The term “breaking” generally has a negative connotation, particularly in the world of athletics.  But when it deals with strength training, it is a different story.

If you recall, the workout template that I have shared is based on doing various sets and rep combinations in your four “core” lifts – Bench, Squat, Push Press, and Clean.  All of these sets and reps are based off percentages of your estimated one-rep maxes on these lifts.

After we teach each lift, we test the athlete to find their multi-rep max.  The multi-rep max is the most weight the athlete can do at least twice, but less than ten reps.  We then convert this to an estimated one-rep max (using either a chart or various conversion calculators on the web) and enter them here on the card.


This is a starting point for their workout program.

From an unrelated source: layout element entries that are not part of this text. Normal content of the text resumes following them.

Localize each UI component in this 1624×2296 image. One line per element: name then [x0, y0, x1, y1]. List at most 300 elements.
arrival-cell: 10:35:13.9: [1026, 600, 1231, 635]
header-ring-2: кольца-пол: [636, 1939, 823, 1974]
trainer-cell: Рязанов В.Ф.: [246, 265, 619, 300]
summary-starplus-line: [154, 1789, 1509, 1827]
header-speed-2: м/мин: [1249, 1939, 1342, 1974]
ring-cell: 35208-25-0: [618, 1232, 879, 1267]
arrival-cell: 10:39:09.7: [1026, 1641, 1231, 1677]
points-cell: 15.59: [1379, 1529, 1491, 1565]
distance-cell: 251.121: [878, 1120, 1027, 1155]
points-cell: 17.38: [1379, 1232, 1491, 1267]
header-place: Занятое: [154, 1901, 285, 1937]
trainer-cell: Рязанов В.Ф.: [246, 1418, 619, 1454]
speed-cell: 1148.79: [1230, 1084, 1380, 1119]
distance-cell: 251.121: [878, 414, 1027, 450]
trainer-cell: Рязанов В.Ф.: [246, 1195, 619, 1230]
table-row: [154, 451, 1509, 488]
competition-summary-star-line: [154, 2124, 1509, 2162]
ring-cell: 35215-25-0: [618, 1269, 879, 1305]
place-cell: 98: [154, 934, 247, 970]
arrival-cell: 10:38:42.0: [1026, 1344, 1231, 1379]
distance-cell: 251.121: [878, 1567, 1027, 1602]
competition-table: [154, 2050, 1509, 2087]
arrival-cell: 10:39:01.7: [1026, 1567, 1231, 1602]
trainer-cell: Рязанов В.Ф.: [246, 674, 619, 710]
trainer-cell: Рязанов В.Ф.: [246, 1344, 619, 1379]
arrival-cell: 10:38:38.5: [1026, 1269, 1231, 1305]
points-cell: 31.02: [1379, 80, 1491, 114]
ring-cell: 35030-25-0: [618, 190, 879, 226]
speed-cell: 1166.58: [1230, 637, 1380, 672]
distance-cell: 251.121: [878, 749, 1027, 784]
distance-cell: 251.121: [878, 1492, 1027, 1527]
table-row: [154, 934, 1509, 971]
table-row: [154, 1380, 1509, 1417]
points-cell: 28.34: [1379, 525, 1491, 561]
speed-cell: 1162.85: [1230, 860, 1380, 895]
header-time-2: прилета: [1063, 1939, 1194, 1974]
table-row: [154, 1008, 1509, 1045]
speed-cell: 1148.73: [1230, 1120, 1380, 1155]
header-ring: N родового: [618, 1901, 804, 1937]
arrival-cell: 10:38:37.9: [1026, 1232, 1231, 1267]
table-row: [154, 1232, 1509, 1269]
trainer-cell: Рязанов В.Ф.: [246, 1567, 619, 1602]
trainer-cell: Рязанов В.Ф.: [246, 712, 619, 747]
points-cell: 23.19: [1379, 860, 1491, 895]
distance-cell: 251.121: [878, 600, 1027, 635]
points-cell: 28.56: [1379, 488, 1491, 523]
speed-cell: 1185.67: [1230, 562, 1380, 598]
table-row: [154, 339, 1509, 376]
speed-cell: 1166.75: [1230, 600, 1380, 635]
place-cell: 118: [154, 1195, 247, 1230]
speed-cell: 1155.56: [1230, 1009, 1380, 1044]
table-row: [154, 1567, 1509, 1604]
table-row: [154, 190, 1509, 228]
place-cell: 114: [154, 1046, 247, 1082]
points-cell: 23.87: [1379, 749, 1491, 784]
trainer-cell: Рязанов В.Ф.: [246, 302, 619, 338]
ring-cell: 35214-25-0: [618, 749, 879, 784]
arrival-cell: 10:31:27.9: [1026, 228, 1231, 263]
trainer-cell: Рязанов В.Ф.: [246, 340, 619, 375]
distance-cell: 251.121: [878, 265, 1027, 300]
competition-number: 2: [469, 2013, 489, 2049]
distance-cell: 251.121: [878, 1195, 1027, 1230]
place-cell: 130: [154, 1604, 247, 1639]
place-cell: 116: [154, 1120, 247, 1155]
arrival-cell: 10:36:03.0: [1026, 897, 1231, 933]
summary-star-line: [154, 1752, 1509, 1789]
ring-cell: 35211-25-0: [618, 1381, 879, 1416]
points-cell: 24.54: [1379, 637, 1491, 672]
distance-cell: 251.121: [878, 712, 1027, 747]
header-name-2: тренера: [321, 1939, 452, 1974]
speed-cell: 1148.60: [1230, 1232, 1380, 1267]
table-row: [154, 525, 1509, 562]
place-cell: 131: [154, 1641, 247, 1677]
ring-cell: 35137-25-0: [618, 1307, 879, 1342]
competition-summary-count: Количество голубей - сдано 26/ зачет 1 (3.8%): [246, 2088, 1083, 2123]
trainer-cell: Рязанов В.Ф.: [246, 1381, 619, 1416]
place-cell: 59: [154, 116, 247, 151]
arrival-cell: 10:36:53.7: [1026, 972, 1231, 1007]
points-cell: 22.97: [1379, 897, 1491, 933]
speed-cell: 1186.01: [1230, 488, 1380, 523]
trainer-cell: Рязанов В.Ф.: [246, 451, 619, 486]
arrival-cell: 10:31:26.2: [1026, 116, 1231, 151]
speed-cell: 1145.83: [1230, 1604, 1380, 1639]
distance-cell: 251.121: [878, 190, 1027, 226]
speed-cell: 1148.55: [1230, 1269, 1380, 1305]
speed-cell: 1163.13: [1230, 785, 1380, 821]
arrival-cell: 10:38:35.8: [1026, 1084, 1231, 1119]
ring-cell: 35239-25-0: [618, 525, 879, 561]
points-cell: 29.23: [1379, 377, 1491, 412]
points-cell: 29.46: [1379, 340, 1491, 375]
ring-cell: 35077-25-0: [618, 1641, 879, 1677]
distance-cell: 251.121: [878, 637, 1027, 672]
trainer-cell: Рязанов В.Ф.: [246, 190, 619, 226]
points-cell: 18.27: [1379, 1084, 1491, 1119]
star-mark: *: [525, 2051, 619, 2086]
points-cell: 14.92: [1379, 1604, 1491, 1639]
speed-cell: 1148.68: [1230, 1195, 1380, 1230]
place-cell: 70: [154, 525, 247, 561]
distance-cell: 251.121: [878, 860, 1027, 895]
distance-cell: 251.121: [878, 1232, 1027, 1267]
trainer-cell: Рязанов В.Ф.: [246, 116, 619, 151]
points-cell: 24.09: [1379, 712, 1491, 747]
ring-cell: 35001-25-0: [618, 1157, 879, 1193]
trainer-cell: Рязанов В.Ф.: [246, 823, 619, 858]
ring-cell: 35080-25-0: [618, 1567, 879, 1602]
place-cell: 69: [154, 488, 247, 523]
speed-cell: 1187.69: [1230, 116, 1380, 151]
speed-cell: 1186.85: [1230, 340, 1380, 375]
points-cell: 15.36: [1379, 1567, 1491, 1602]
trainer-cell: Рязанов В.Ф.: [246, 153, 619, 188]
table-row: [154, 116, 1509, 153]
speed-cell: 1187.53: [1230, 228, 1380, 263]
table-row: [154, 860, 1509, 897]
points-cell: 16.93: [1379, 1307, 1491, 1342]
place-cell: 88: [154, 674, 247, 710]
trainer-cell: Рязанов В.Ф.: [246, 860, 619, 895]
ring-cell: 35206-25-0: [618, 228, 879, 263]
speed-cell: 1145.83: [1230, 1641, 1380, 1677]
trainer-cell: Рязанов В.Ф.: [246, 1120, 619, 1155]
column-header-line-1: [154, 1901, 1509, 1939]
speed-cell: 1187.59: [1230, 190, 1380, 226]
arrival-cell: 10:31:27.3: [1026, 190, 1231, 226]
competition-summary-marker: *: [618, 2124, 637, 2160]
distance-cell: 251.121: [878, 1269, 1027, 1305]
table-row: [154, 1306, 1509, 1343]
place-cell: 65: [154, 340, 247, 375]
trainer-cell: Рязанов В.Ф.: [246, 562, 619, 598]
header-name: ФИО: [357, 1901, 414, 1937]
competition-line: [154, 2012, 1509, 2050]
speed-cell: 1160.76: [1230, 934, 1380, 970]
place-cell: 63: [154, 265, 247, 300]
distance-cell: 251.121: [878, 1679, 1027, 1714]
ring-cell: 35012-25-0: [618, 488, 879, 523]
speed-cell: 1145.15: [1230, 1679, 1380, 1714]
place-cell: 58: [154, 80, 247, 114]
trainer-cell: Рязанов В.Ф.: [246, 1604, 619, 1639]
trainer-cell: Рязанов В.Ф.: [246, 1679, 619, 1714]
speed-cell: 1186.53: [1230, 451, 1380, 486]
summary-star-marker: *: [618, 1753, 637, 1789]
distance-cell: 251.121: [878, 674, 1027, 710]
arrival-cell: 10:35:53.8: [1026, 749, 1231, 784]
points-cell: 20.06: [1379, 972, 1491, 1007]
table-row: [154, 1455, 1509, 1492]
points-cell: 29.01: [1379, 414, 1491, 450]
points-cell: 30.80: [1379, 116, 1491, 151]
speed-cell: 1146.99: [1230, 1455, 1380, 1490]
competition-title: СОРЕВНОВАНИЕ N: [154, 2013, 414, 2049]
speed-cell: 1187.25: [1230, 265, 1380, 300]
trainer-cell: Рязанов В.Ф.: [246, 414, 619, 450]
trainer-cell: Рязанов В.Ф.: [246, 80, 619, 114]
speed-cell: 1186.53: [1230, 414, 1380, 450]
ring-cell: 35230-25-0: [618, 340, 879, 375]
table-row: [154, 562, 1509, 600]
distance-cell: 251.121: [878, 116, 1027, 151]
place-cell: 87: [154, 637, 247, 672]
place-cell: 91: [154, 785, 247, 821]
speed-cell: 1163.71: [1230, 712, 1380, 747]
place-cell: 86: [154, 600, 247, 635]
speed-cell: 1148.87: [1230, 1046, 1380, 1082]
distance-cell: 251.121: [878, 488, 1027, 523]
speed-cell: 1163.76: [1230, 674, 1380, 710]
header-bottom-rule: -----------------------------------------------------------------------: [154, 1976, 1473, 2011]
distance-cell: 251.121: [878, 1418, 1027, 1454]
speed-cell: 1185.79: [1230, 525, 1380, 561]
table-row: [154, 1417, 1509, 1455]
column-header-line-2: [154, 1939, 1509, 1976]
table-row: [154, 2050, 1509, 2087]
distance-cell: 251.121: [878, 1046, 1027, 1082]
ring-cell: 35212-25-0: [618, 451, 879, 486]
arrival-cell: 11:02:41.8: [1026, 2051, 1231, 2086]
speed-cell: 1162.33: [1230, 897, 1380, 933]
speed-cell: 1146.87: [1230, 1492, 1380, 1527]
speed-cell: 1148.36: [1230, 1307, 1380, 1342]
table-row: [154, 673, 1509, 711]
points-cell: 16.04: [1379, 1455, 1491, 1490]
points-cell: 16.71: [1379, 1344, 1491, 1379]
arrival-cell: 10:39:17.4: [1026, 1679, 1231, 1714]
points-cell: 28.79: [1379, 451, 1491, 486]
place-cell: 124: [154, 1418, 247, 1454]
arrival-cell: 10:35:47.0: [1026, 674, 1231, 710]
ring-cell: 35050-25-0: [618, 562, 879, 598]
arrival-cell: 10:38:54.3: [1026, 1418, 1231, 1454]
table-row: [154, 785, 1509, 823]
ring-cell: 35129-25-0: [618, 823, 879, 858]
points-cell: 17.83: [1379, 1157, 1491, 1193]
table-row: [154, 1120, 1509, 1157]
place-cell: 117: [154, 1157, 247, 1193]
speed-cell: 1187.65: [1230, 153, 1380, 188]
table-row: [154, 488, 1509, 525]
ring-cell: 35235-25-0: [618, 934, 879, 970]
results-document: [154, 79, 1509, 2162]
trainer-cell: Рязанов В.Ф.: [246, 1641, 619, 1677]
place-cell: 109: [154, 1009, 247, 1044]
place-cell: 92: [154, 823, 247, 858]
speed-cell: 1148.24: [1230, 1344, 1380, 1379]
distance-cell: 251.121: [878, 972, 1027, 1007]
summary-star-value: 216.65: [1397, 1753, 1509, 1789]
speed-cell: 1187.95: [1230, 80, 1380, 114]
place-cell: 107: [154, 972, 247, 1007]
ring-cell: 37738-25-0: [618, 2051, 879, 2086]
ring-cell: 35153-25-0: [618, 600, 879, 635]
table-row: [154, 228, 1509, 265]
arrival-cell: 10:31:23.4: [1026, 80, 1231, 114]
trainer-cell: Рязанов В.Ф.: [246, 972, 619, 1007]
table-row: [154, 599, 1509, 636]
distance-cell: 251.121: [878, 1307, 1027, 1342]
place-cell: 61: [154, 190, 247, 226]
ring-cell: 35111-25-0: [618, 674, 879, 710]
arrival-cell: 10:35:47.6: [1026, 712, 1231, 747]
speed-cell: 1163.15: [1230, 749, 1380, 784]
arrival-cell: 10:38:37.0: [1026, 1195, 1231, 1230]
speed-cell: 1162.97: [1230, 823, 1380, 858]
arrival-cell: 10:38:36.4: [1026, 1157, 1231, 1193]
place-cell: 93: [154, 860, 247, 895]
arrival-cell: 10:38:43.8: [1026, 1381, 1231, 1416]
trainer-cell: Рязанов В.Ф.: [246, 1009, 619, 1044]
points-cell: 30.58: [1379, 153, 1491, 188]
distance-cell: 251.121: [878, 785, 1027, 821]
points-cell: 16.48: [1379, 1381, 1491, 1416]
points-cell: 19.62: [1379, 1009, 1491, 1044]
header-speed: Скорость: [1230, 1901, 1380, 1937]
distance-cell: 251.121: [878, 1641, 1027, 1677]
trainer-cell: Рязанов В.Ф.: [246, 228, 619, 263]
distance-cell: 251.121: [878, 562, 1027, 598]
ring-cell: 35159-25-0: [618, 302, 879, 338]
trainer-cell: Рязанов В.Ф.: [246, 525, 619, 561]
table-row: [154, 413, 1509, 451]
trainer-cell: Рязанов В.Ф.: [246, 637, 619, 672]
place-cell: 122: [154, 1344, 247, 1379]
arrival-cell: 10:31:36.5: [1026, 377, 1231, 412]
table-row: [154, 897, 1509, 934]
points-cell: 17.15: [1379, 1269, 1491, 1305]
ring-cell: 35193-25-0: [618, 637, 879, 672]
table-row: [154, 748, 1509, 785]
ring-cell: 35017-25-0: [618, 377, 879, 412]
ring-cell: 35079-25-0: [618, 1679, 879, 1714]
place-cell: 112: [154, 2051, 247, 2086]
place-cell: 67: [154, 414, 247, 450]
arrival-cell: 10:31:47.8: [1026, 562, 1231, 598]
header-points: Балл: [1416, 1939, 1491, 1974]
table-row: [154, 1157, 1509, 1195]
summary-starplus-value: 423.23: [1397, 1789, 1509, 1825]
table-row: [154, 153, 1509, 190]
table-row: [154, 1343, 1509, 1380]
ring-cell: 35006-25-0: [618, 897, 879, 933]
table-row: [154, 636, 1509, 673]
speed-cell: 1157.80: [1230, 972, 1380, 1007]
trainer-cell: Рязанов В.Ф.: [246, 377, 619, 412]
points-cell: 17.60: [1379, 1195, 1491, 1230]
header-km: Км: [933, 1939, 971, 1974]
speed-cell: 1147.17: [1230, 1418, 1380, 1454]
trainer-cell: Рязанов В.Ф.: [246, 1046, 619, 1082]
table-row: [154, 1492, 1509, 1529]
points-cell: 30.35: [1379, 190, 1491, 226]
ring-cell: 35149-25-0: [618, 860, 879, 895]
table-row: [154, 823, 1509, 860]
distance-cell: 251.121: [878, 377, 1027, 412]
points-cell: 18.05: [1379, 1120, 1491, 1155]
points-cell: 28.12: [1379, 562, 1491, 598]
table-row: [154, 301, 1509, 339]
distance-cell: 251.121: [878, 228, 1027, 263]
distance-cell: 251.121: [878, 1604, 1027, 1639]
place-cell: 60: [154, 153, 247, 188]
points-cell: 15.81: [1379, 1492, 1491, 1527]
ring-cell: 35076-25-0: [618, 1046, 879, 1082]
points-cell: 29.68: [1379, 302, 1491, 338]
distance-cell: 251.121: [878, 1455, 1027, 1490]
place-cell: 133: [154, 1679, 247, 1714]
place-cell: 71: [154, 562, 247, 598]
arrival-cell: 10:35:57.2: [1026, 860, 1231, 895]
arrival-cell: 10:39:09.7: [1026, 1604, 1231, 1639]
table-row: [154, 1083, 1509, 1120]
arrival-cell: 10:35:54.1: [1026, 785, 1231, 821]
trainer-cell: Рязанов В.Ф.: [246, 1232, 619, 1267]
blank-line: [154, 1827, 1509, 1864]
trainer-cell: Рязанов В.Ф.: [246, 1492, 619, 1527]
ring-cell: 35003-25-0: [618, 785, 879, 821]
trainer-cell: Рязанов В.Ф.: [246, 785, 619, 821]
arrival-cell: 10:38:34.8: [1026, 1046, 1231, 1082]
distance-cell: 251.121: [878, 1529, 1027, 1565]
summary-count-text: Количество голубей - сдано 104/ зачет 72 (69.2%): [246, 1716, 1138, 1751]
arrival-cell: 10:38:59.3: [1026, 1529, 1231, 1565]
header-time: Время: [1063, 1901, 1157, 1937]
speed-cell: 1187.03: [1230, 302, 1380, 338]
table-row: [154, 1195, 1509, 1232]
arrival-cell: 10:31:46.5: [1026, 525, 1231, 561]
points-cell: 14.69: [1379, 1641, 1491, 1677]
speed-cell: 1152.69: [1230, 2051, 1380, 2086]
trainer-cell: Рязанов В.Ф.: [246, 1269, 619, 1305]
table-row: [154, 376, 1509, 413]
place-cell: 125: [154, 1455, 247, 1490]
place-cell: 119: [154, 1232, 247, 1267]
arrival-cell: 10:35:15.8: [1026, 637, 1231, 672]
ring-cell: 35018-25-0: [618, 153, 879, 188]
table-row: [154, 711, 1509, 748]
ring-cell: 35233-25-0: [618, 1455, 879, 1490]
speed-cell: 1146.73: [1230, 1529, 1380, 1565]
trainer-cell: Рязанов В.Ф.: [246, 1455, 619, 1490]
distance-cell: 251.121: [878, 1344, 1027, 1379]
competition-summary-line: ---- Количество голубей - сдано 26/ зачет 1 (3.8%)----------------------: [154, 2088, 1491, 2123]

If this amount were never changed, the athlete would eventually hit a plateau and not get appreciably stronger.  Therefore, it is necessary to, at some point, increase the load that they are lifting.  So how and when this is done is what we term “breaking”.  In our program, when an athlete “breaks” it is when they have increased (or broken) their one rep max.

So how does an athlete know, without you having to tell them, when they have broken?  It goes back to the weekly workout cycle.  If you recall, each day we have our athletes complete on of the four core lifts at a heavy intensity, one at a medium intensity, one at a light intensity, and one lift is not done.  For instance, Monday is a heavy Bench day, medium Squat day, and light Push Press day.

If an athlete makes it through their heavy day lift, completing all the sets, and all the reps, using correct technique, with no assistance from the spotter, then they have BROKEN!  This is a good thing!  It means that they are stronger than the one rep max that is showing on their card and it needs to be increased – we increase by 10 lbs every time they break and change the numbers here on the card.


This, in turn, increases the workout weights below, which are based on this max.  This increases the load they are lifting, making their workout slightly more difficult.

We only break on one lift a day – the heavy day lift.

  • Monday – Bench
  • Tuesday – Squat
  • Wednesday – Push Press
  • Friday –  Clean

If an athlete gets through their workout on their medium and light day lifts, no changes on the card are needed or made.  We only break on our heavy day lift.